LINCOLNVILLE, Maine — The Center General Store was long a focal point for the small community of Lincolnville Center after it was built in the 1850s, but for the past few years, the large building in the middle of town has been dark and empty.
Now, new board by new board, that is changing.
Marcie and Jeremy Howard of Hope bought the building last April from most recent owners Briar and Jon Fishman. Over the last year, the couple has been busy with a massive renovation project that should leave them with a general store that looks old-fashioned but allows them to try new ideas — including showcasing locally grown produce and goods, and tempting diners with a well-thought-out cafe. If all goes well, the store will be open by late spring or early summer.

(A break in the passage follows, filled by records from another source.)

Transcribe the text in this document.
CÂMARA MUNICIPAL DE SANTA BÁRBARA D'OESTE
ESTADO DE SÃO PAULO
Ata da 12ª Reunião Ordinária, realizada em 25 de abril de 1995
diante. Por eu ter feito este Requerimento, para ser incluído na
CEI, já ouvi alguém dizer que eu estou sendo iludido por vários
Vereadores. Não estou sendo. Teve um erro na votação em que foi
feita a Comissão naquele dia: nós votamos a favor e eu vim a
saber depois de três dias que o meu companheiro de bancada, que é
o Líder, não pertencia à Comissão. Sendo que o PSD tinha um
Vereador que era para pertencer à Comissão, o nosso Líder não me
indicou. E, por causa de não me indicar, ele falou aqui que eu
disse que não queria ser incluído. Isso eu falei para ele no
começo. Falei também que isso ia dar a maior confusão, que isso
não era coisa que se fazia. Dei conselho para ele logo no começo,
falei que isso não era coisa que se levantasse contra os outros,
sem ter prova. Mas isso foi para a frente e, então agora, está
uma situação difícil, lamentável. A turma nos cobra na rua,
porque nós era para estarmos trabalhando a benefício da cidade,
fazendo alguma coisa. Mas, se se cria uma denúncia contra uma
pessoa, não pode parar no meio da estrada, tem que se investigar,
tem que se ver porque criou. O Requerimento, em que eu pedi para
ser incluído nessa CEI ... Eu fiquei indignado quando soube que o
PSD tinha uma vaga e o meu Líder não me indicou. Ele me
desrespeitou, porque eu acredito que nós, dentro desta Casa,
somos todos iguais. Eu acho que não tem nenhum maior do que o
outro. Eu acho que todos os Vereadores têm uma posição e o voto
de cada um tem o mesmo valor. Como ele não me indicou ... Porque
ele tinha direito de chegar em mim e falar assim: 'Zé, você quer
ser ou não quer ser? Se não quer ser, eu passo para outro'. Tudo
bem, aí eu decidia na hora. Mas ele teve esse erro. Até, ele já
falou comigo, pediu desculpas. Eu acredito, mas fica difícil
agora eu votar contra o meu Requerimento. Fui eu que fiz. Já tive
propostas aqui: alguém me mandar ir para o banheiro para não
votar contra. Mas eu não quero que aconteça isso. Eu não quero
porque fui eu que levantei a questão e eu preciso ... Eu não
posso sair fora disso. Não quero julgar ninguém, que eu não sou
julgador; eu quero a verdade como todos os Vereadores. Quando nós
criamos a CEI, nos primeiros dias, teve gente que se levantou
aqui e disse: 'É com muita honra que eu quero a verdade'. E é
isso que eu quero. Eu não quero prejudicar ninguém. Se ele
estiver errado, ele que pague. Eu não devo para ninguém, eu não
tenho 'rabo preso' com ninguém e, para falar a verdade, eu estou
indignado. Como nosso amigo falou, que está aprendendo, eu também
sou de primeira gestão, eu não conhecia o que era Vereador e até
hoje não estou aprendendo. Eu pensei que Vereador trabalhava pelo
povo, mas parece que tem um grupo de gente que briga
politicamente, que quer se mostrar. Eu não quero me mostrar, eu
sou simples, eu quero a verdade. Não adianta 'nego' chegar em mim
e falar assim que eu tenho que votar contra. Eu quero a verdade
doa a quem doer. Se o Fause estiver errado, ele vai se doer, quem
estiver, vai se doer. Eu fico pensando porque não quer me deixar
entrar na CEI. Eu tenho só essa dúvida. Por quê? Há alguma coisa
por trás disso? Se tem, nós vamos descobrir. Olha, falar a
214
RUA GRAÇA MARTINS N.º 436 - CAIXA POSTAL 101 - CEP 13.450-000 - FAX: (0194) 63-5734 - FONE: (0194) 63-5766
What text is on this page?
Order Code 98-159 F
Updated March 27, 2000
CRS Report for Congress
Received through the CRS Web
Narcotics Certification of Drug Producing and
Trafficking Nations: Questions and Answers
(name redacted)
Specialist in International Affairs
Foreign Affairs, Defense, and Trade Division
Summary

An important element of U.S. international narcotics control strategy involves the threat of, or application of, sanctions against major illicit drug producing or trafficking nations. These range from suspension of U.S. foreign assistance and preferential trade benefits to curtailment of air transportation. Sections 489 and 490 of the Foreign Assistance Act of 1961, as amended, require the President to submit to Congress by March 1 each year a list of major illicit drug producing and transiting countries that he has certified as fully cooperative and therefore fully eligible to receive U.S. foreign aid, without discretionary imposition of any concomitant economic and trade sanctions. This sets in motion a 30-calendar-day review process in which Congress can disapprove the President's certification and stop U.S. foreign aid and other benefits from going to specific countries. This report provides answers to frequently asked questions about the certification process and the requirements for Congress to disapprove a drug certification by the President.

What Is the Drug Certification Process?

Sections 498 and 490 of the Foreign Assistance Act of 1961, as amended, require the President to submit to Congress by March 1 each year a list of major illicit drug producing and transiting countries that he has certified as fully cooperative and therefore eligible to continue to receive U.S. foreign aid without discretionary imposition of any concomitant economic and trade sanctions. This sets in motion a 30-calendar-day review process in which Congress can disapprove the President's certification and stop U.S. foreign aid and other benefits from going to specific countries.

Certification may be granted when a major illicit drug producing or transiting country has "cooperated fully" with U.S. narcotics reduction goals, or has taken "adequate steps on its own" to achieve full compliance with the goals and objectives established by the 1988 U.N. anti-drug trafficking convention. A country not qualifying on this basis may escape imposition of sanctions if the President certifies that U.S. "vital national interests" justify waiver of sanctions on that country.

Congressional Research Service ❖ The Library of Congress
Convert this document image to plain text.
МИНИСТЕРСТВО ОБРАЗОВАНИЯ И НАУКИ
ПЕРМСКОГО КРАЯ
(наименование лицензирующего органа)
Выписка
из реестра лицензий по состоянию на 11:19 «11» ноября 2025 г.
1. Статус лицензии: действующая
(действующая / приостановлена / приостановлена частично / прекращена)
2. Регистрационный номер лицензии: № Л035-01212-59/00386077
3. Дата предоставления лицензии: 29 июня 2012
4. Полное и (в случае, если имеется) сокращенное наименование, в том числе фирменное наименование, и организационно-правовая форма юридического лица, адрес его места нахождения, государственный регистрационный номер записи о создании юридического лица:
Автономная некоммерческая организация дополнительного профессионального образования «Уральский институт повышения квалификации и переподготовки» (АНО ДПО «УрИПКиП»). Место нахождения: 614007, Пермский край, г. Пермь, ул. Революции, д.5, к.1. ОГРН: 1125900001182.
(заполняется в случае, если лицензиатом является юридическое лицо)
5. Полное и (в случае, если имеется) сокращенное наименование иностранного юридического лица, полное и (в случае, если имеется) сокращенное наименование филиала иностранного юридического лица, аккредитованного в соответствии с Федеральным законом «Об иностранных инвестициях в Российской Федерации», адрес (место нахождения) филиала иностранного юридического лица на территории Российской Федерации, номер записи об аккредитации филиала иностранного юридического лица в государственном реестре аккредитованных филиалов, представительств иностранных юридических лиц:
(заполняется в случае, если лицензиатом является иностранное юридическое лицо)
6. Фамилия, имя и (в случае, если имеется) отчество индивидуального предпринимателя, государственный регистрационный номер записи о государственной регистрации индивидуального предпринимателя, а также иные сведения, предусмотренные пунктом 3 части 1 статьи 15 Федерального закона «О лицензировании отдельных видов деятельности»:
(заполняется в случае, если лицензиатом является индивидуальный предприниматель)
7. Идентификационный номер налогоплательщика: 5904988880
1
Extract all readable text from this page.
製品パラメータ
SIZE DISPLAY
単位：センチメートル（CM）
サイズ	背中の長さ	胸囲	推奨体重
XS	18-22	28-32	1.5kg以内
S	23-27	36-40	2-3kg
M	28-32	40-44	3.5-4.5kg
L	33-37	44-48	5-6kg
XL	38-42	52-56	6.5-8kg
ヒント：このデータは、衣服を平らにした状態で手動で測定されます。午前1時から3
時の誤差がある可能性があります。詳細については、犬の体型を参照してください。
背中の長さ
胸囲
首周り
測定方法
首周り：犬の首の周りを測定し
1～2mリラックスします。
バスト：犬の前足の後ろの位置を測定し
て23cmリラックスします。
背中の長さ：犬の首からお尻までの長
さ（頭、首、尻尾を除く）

“I never thought that I would own a general store,” Marcie Howard said. “Now, it’s something I want to do.”
On a recent Saturday morning, the Howards and their three young sons showed off the changing structure.
Jeremy Howard’s other job is as a contractor with his Heartwood Carpentry company, and he has been able to do the work himself. His wife, who teaches sign language classes to children and makes “upcycled” wool mittens, said that they have been pleased about the excitement of locals who are looking forward to its reopening after a hiatus of about four years.
“It’s all positive,” she said of the local feedback.
“It’s always been kind of the cornerstone of Lincolnville Center,” her husband added. “It’s important.”
Jeremy Howard said he had to essentially gut the building and has worked to put in a large addition behind the original store structure. In that new place, the couple will sell groceries and other things that the community needs. They have had requests from locals for fresh produce, fishing tackle, feed and seed and organic baby product options.
“Things people won’t have to go to Belfast or Rockland for,” Marcie Howard said.
In the original store space, they will have the cafe, featuring sandwiches, pizza, quiche, soup and breakfast items. It will also feature wireless Internet access and coffee, and the couple imagines that it could be a place for the community to gather for movie nights, classes, talks, music and other events.
“We’re really looking forward to the next couple years of figuring out what the community needs the store to be,” Jeremy Howard said.
Town Administrator David Kinney said more than 2,000 people live in Lincolnville, spread out between the center, the beach and what he affectionately refers to as “the hinterlands.” The center has been undergoing something of a renaissance, he said, with an upcoming town office expansion project, the renovation of the old schoolhouse and, of course, the general store.
Residents are looking forward to having it open again, he said.
“The community is very excited,” Kinney said. “I think people are maybe not literally, but figuratively, standing at the door.”